I also experience this daily. I take notes and make lists on notebooks all day, and it allows me to concentrate and build a better picture of my day ahead. My longer term plans are stored in "personal project planning" software, but it failed to replace paper for the last 4-5 years consistently. So, now they work in tandem. Not against each other.

From my personal experience, designing code on paper results in compacter, more performant and less buggy code in my endeavors. Writing/designing on the spot doesn't scale much longer term, and always increases the "tidying rounds" in my software.

We still romanticize SciFi movies and technological acceleration via external devices. Nature has different priorities and doesn't work as we assume. We're going to learn this the hard way.

If you can't internalize some basic and advanced knowledge, your daily and work life will be much harder, period. Humans increase their cognitive and intellectual depth by building on top of this persistent building blocks by experience. When you externalize these essential building blocks, building on top of them becomes almost impossible.

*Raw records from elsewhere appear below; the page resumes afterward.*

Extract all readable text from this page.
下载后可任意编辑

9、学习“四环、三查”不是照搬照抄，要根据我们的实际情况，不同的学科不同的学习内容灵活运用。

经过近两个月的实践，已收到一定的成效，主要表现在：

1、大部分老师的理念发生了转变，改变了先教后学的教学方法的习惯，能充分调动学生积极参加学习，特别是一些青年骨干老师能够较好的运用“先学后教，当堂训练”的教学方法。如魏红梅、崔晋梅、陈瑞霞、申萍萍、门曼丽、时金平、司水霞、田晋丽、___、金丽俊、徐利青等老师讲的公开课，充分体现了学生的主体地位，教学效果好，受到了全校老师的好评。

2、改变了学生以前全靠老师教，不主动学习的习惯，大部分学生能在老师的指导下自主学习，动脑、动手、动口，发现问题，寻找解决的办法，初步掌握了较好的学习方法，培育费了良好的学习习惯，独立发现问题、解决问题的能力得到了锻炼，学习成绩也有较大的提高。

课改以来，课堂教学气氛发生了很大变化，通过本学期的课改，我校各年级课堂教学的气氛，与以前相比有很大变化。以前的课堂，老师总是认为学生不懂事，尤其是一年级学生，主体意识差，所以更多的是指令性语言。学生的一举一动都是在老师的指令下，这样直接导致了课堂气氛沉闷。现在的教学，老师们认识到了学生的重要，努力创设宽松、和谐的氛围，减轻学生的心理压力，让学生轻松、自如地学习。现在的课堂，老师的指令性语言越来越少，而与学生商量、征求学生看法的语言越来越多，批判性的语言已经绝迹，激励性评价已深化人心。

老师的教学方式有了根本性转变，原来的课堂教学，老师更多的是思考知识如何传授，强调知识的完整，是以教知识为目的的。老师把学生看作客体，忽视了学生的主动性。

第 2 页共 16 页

The only thing I found which works brilliantly is eBook readers. Being able to carry a library in a distraction-free device with a screen tailored for long reading sessions is a superpower. Yes, it kills the sense of "progress" due to being constant thickness and lacking pages, but it works, and beats carrying a 2000+ page tome in every aspect.

aquariusDue 9 hours ago | parent [-]

That's why I'm excited about the new batch of PineNote devices, e-readers running Linux with a custom GNOME theme and a passive stylus.

And yeah, no matter what note-taking and productivity software I try I still end up longing for pen and paper. Sometimes I think scanning my notes and tagging them might be a good enough compromise.

bayindirh 9 hours ago | parent [-]

I exclusively use fountain pens and higher quality wirebound notebooks and notepads.

I number the notebook, and write the start date at first page. Then I number the pages as I go, and date every page.

When the notebook finishes, I remove the binding, scan it at 600DPI, store it as a PDF.

I'll be training a local Tesseract installation with my hand writing one day, but I'm not there. However, these notebooks saved the day more than once in their current form.

I'm using smart devices since Palm/Handspring era. Nothing can replace the paper for me, and I don't want to change my ways from now on. So this is the method I use for quite some time.